From the 1965 election up to the end of Rhodesia in 1979, all of the 'A' Roll seats and European seats were won by Rhodesian Front candidates. These wins were clearly the will of the white voters who felt that the Rhodesian Front was the best choice to lead Rhodesia through the difficult years of sanctions and guerilla war. The 'B' Roll seats were held by Tribal Chiefs and independent candidates. These results ensured a Black African being the Leader of the parliamentary opposition.

==Summary of elections==

===Administration by the British South Africa Company===
- 17 April 1899: Election to the 1st Legislative Council.
- 17 March 1902: Election to the 2nd Legislative Council.
  - 22 May 1903: Addition elections to the 2nd Legislative Council.
- 6 March 1905: Election to the 3rd Legislative Council (in fact, all seats were elected unopposed).
- 24 April 1908: Election to the 4th Legislative Council.
- 12 April 1911: Election to the 5th Legislative Council.
- 18 March 1914: Election to the 6th Legislative Council.
- 30 April 1920: Election to the 7th Legislative Council. Responsible Government Association 11 (including 1 joint with Rhodesia Labour Party); Rhodesia Labour Party 1, Independent 1.

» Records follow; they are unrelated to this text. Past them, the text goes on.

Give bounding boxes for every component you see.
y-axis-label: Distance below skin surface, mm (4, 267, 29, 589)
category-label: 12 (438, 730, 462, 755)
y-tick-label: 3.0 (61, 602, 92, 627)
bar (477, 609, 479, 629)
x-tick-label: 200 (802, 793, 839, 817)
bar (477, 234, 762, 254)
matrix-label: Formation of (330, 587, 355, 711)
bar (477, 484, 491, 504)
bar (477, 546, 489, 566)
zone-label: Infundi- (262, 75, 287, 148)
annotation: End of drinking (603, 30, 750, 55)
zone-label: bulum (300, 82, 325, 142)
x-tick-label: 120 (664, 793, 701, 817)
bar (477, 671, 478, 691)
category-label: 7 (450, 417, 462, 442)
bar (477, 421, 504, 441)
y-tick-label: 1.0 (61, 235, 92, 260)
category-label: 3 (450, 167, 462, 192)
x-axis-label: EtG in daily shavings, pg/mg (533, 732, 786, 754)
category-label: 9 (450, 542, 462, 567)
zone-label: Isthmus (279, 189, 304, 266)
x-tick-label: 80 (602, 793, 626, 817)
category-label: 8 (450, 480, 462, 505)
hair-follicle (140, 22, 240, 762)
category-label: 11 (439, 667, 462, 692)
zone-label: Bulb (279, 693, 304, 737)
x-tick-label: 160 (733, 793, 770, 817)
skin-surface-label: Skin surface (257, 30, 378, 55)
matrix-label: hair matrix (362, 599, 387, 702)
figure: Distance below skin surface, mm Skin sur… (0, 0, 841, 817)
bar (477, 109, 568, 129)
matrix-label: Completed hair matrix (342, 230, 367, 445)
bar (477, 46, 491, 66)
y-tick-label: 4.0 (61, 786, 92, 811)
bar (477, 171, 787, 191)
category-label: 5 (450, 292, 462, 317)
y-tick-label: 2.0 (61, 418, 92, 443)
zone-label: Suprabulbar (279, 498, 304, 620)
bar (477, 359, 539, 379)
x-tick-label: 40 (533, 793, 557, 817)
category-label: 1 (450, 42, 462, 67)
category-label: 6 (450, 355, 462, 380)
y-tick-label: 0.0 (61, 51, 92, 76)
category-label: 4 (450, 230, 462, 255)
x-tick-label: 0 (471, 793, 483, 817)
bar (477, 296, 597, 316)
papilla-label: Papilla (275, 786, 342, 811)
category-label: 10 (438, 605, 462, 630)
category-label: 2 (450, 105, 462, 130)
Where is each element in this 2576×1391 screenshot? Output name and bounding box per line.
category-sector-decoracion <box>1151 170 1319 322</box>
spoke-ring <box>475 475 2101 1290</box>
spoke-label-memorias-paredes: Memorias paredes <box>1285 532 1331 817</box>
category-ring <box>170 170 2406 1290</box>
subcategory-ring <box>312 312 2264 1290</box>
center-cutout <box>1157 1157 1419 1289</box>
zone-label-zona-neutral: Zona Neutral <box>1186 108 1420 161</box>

===Responsible Government===
- 29 April 1924: 1st Legislative Assembly. Rhodesia Party 26, Independents 4.
- 19 September 1928: 2nd Legislative Assembly. Rhodesia Party 22, Progressive Party 4, Rhodesia Labour Party 3, Independent 1.
- 6 September 1933: 3rd Legislative Assembly. Reform Party 16, Rhodesia Party 9, Rhodesia Labour Party 5.
- 7 November 1934: 4th Legislative Assembly. United Party 24, Rhodesia Labour Party 5, Reform Party 1.
- 14 April 1939: 5th Legislative Assembly. United Party 23, Rhodesia Labour Party 7.
- 25 April 1946: 6th Legislative Assembly. United Party 13, Liberal Party 12, Rhodesia Labour Party 3, Southern Rhodesia Labour Party 2.
- 15 September 1948: 7th Legislative Assembly. United Party 24, Liberal Party 5, Rhodesia Labour Party 1.
- 27 January 1953: 8th Legislative Assembly. United Rhodesia Party 26, Independents 2, Independent Labour 1, Independent Rhodesia Party 1.
- 5 June 1958: 9th Legislative Assembly. United Federal Party 17, Dominion Party 13.
- 14 December 1962: 10th Legislative Assembly. Rhodesian Front 35, United Federal Party 29, Independent 1.
- 7 May 1965: 11th Legislative Assembly. Rhodesian Front 50, Rhodesia Party 10, Independent 5.

===Unilateral Independence===
- 10 April 1970: 1st House of Assembly. Rhodesian Front 50, Independent 9, Centre Party 7.
- 30 July 1974: 2nd House of Assembly. Rhodesian Front 50, Independent 9, ANC supported Independents 6, Centre Party 1.
- 31 August 1977: 3rd House of Assembly. Rhodesian Front 50, Independent 16.